Sin embargo, cuando las primeras denuncias formales llegaron a Roma en 2021, la Congregación para la Doctrina de la Fe, entonces bajo el cardenal Luis Ladaria, se negó a investigar el asunto, alegando la prescripción de los casos que involucran a adultos. Esa decisión, ampliamente condenada por víctimas y defensores, fue vista como un símbolo de un sistema aún reticente a confrontar el abuso de poder dentro de las comunidades religiosas adultas.
Fue recién en 2023, tras la indignación pública y la intervención de la Comisión Pontificia para la Protección de Menores, que el Papa Francisco levantó personalmente la prescripción y ordenó que se iniciara un proceso canónico. Para entonces, Rupnik había sido expulsado de los jesuitas por desobediencia tras negarse a cooperar con su investigación interna. Posteriormente, fue incardinado en una diócesis eslovena, aparentemente con libertad para continuar con sus actividades ministeriales, una medida que intensificó la indignación entre los fieles.
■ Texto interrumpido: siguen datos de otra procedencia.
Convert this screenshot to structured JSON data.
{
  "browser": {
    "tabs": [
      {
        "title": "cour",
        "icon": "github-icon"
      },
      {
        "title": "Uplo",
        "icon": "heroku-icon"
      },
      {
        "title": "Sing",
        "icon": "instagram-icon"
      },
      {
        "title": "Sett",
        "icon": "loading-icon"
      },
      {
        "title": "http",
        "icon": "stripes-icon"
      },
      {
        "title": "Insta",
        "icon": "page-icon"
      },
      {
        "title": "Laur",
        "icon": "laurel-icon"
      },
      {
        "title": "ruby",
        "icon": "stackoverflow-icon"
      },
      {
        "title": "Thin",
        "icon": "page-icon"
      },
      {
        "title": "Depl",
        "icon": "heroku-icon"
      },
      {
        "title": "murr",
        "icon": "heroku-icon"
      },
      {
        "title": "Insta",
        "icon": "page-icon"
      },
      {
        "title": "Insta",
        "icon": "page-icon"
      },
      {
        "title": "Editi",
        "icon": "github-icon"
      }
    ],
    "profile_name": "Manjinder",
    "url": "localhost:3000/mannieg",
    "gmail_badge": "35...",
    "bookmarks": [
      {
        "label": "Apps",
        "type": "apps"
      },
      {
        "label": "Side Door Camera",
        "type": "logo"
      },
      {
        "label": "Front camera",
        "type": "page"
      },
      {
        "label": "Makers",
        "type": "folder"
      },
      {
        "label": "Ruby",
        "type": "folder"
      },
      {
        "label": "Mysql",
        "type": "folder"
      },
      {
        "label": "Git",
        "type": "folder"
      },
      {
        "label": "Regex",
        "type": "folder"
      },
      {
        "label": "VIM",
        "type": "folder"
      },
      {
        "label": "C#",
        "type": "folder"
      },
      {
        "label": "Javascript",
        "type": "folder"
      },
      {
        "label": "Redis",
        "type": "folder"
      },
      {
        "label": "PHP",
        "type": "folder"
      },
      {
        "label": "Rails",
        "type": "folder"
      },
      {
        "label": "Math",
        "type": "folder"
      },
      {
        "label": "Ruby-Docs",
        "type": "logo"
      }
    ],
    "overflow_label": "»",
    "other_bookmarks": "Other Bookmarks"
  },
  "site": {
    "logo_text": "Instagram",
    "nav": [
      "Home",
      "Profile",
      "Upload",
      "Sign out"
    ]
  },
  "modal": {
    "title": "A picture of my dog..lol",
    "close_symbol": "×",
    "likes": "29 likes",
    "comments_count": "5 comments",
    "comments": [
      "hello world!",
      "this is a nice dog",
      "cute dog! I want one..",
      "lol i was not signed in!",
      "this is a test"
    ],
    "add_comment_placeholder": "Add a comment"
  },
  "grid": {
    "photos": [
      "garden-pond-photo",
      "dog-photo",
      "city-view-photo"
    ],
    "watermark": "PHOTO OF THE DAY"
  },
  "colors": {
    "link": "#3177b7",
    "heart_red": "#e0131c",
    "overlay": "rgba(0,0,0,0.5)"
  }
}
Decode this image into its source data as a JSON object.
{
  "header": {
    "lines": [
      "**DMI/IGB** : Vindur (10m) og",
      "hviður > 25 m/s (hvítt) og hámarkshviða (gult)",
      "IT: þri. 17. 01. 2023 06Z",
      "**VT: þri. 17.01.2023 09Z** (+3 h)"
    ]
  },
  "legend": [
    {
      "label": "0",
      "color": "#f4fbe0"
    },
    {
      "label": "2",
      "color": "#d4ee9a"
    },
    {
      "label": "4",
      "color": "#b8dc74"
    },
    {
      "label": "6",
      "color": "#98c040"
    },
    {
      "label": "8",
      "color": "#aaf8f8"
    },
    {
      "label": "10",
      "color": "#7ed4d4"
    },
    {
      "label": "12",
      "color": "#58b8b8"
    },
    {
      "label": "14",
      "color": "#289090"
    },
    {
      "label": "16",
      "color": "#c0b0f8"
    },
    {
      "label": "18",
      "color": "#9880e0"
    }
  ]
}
Para muchos católicos, el anuncio del tribunal no es simplemente una actualización procesal, sino una prueba de si la Iglesia ha aprendido de su pasado. «Justicia retrasada es justicia denegada», declaró a esta corresponsal un abogado canónico cercano al caso, señalando que la investigación ha sido «extremadamente lenta y devastadora para la credibilidad de la justicia eclesial».
La composición del tribunal sugiere un intento deliberado de ir más allá de los círculos clericales cerrados, a menudo acusados de encubrir a los perpetradores. Los cinco jueces son europeos, lo que podría facilitar la coordinación logística, pero también invita a analizar si la proximidad cultural podría influir en el enfoque del tribunal.
Lo que aún no está claro es si el caso se tramitará mediante un juicio canónico completo o mediante un proceso administrativo acelerado, una distinción que determinará tanto su transparencia como su potencial de apelación. En cualquier caso, el camino a seguir promete ser largo y complejo.
Más allá de los tribunales, el caso Rupnik sigue atormentando al Vaticano estética y moralmente. Sus mosaicos, aún visibles en el Vaticano y otras instituciones eclesiásticas, se alzan como reliquias inquietantes de un hombre que una vez fue celebrado como teólogo en color y piedra. Para algunos, ahora simbolizan la contradicción entre la belleza y la corrupción: una imagen de la Iglesia misma, radiante pero herida.
El caso de Marko Rupnik podría, en última instancia, revelar tanto sobre el futuro de la justicia eclesiástica como sobre los pecados de un hombre. Para sus víctimas, no se trata solo de rendir cuentas, sino de reconocerse: de ser escuchadas, creídas y, por fin, reivindicadas dentro de una Iglesia que una vez los silenció en nombre de la obediencia.
Como expresó recientemente una sobreviviente de la Comunidad de Loyola: «Creíamos que servíamos a Dios. Nunca imaginamos que la persona que hablaba de luz nos llevaría a tanta oscuridad».